Merge Sort - for my students...

Using divide-and-conquer policy we can solve a sorting problem. The divide-and-conquer method suggests the sorting algorithm with the following structure.: if n is one, terminate; otherwise partition the collection of elements into two or more sub collections.; sort each; combine the sub collections into a single sorted collection.

It can be depicted as follows:

void Sort(a[], n)

{

    if(n>= k) { //k is global

        i = n/k;

        j = n-i;

    Let A consist of the first i elements in a[]

    Let B consists of the remaining j elements in E

    Sort(A,i);

    Sort(B,j);

    merge(A,B,a,i,j); //merge A and B into a[]

}

 else sort a[] using insertion sort.

}

In the above pseudo code, if we make k = 2, we get merge sort.

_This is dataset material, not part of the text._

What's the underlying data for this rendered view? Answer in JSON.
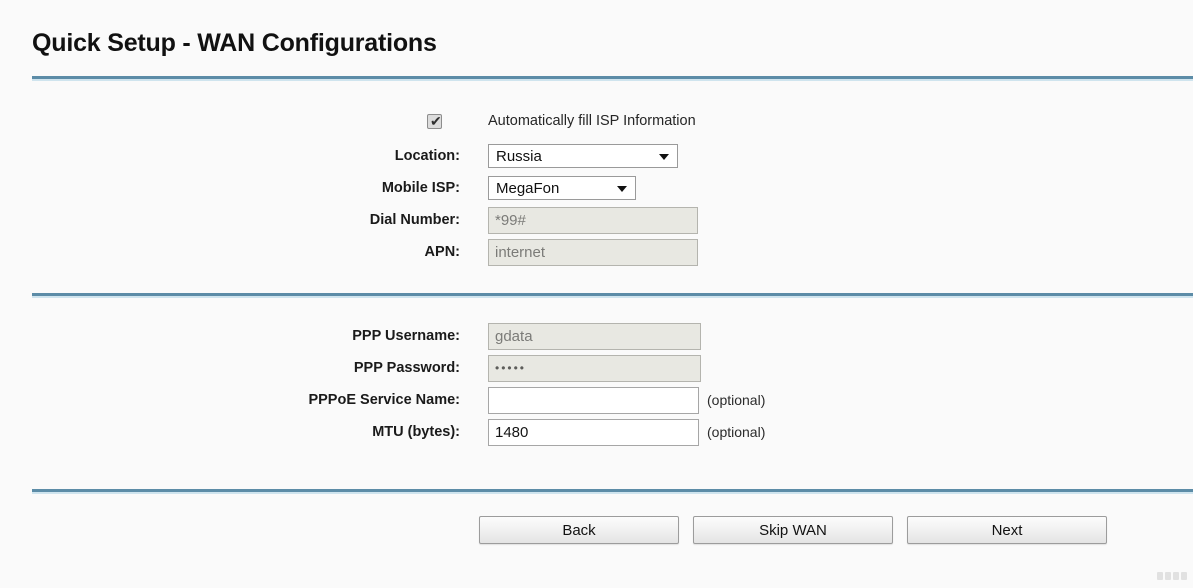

The complete source code of Merge Sort can be found here.

Analysis of Merge Sort:

From the following algorithm of Merge Sort, the run time T(n) can be deduced as follows:

void MergeSort(int a[], int low, int high)

{

int mid;

if(low(high))

{

mid = (low+high)/2; ==> Θ(1)

MergeSort(a,low,mid); ==>T(n/2)

MergeSort(a,mid+1,high);==>T(n/2)

merge(a,low,mid,high);==>Θ(n)

}

}

Therefore we can write T(n) = 2T(n/2) + Θ(n)

Comparing it with the Master theorem, we get a = 2, b  = 2 and d = 1. Hence a = b^d which means it is the second condition of the Master Theorem.

Thus we get T(n) = Θ (n log n)